“Aujourd’hui, je rends ma carte d’adhérente de la Société des Gens de Lettres.”

Auteur invité - 27.05.2020

Tribune - carte adherent SGDL - Samantha Bailly auteurs - Joann Sfar SGDL


J’ai longtemps réfléchi avant d’écrire ce texte. Un besoin de m’exprimer en tant qu’autrice. Car après toutes ces années, je viens de décider de rendre ma carte d’adhérente de la Société des Gens de Lettres. Cette adhésion, je la conservais par solidarité pour cette institution dont l’origine au XIXe siècle était la reconnaissance du travail des auteurs et la défense de leur liberté d’expression. Il me paraît donc nécessaire de parler et d’être transparente sur les constats qui me poussent à cet acte loin d’être anodin.
 
par Samantha Bailly



 
Quand la Société des Gens de Lettres a participé au projet de reproduction des livres indisponibles ReLIRE, condamné par la Cour de justice européenne, même si son positionnement m’avait beaucoup étonnée, je n’ai pas rendu ma carte d’adhérente.

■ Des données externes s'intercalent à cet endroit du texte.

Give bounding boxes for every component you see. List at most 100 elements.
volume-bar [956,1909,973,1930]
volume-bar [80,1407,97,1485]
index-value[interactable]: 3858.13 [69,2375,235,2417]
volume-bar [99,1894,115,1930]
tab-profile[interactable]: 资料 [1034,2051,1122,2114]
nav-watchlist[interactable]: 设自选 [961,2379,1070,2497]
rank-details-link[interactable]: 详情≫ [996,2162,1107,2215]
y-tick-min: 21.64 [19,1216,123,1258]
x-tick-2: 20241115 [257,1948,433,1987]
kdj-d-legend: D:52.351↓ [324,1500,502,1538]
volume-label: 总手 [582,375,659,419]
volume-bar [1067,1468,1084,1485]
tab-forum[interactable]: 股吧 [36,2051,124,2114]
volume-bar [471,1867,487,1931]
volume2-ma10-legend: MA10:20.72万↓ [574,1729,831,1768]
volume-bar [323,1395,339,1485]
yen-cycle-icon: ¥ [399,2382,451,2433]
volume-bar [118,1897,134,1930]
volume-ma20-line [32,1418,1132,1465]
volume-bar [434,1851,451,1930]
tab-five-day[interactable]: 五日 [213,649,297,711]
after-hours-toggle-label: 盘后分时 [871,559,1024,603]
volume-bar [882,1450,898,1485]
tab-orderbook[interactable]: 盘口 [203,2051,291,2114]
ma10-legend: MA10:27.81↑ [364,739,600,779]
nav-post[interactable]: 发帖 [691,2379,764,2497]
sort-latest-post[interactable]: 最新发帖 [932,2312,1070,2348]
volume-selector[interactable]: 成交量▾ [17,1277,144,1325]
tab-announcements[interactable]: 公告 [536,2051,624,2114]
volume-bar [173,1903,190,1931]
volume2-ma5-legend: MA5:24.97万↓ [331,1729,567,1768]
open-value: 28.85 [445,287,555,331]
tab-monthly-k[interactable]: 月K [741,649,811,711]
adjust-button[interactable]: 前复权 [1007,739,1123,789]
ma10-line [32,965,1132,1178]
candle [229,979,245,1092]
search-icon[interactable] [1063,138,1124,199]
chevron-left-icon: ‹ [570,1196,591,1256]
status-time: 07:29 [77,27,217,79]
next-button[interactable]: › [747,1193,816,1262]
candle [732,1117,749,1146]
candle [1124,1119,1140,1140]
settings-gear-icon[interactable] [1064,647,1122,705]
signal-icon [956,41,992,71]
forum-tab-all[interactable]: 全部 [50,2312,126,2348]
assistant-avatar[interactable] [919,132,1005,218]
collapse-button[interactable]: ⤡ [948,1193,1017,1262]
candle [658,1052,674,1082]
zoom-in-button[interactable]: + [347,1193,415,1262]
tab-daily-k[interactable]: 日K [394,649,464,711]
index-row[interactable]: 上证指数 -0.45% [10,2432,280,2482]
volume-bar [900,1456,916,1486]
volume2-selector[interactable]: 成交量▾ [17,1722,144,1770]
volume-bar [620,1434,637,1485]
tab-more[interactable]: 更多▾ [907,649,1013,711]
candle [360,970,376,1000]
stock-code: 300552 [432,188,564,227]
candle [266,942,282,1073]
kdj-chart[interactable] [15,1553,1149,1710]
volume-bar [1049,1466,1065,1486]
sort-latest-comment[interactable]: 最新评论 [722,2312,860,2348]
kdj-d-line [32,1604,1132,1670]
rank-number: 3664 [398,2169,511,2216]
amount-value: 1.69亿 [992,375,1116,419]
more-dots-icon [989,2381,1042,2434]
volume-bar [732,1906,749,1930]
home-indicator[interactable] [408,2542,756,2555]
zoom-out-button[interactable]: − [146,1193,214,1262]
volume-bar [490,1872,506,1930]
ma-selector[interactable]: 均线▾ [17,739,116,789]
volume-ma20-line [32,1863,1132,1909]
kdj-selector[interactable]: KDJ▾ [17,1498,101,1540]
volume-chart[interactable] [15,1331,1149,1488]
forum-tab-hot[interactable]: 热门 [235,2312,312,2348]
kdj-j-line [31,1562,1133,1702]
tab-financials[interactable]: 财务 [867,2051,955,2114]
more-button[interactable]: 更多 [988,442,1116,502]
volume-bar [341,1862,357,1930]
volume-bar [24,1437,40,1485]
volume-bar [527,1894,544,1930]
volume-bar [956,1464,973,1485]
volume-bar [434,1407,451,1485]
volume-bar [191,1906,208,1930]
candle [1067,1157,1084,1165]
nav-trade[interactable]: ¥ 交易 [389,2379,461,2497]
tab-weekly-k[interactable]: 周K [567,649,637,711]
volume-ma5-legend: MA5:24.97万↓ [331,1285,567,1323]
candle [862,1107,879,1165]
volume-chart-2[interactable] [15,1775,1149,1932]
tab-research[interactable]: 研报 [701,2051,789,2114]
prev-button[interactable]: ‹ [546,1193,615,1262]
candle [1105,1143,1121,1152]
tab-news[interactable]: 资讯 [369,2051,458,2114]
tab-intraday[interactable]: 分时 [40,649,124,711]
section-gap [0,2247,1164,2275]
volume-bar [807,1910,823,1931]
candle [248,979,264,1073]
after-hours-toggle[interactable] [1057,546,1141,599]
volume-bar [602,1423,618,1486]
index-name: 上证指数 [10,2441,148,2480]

Quand en janvier 2018, la Société des Gens de Lettres a signé la tribune pour « La liberté d’importuner » dans le Monde, engageant l’association dans les convictions personnelles de sa présidente, même si cela a remué mes engagements féministes, je n’ai pas rendu ma carte d’adhérente.

Quand fin 2019, la Société des Gens de Lettres s’est mise à publier des tribunes dans l’Obs comprenant de nombreux éléments à charge et erronés sur le rapport Racine, ou des attaques contre les auteurs bénévoles de la Ligue des auteurs professionnels, je n’ai pas rendu ma carte d’adhérente.

Aujourd’hui, la Société des Gens de Lettres a décidé d’attaquer en justice l’auteur Joann Sfar pour diffamation, suite aux propos critiques qu’il a tenus sur France Inter au sujet de la gestion de la crise pour les artistes-auteurs.

Qu’une société fondée pour et par des auteurs attaque aujourd’hui l’un des siens pour des propos qui lui déplaisent, propos qui sont d’ailleurs tronqués, laisse sans voix. C’est pour moi, en tant qu’autrice, la ligne rouge. Celle que l’on franchit quand on a définitivement perdu de vue sa raison d’être, son mythe fondateur.

La fin de ce communiqué, indiquant que la SGDL se réserve de reproduire ce type de procédure, est aussi extrêmement inquiétante dans ce que cela peut révéler de technique d’intimidation pour des auteurs et autrices qui auraient des opinions différentes de cette institution.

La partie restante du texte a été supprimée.